Литмир - Электронная Библиотека

Вдруг что-то хлестнуло бичом, — деревенским, пастушьим, длинным, длинным, — хлест отозвался далеко за рекою — и ухнул в мокрую темь. Василий не понял звука. Бичом хлестнули еще и еще раз, — хлестче, острей, ловче. Ухнуло дважды за рекой. Василий пождал звонарей. Они оба не пришли. Он был один на колокольне; ударил в колокол, — и в промежуток между вторым и третьим ударами, — он услышал, как большие и маленькие пастушечьи кнуты принялись наперебой хлестать что-то твердое и звонкое, — там и тут, там и тут, по всему Темьяну, точно на выгоне разбаловались подпаски.

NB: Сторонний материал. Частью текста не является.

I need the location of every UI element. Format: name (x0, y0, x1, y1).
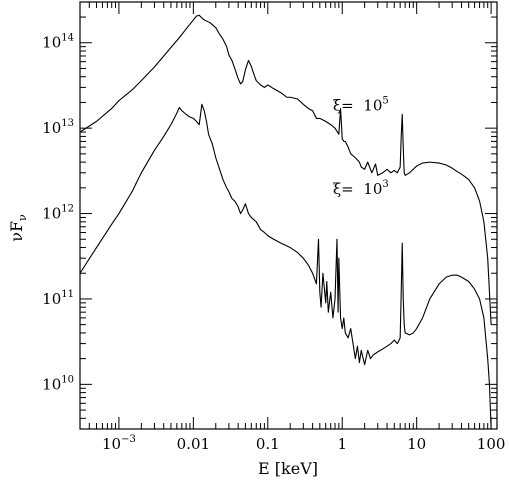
x-tick-label: 100 (477, 435, 506, 453)
series-line-0 (80, 14, 492, 325)
x-tick-label: 0.01 (177, 435, 210, 453)
major-ticks (80, 2, 497, 429)
y-tick-label: 1012 (42, 204, 74, 223)
y-axis-label: νFν (7, 214, 29, 242)
y-axis-label-main: νF (7, 221, 26, 242)
x-tick-label: 1 (337, 435, 347, 453)
series-layer (80, 14, 492, 429)
plot-frame (79, 1, 498, 430)
y-tick-label: 1014 (42, 33, 74, 52)
x-tick-label: 0.1 (256, 435, 280, 453)
y-tick-label: 1013 (42, 118, 74, 137)
series-annotation-0: ξ= 105 (333, 96, 389, 115)
x-axis-label: E [keV] (258, 459, 318, 478)
y-tick-label: 1011 (42, 289, 74, 308)
series-line-1 (80, 103, 492, 429)
x-tick-label: 10−3 (102, 434, 136, 453)
x-tick-label: 10 (407, 435, 426, 453)
y-axis-label-sub: ν (16, 214, 29, 221)
y-tick-labels: 1010 1011 1012 1013 1014 (42, 33, 74, 394)
series-annotation-1: ξ= 103 (333, 179, 389, 198)
x-tick-labels: 10−3 0.01 0.1 1 10 100 (102, 434, 505, 453)
minor-ticks (79, 2, 497, 429)
y-tick-label: 1010 (42, 374, 74, 393)
annotation-layer: ξ= 105 ξ= 103 (333, 96, 389, 198)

— Стреляют! — спохватился вдруг Василий и ударил в четвертый раз.

Хлест бичей смешивался со звоном колоколов, но не тонул в этой гуще медной плави, а рассекал ее острыми, тонкими дорожками. Вдруг что-то жужукнуло у самого лица Василия. Он невольно сделал рукой отмашку, как от шмеля; — залетевший шмелек звякнулся о медный край одного из колоколов, и тотчас же отлетел.

Василий понял шмелька: — Пуля!

Он дозвонил и, став за столп яруса, глянул в темь города. Хлестались бичами, кнутами по всему городу, — и сильней всего около ходуновской фабрики.

Василий спустился с колокольни в собор. Там было пусто, и второй священник, отец Борис, наскоро совершал службу с псаломщиком.

Василий постоял, вошел в алтарь. Улучив минуту, священник сказал ему:

— Ты бы завтра не звонил, Василий. Служить будем, а звонить не будем. Да и опасновато тебе на колокольне, на юру.

Василий сказал, что пуля царапнула Наполеона.

— Ну, Бонапарту пуля — дело привычное, — пошутил священник, — а вот для нас с тобой — лучше с ней не знакомиться.

Василий вышел из алтаря. Тоскливо постоял на клиросе с псаломщиком. Тот пугливо и зябко посмотрел в окно и спросил Василия?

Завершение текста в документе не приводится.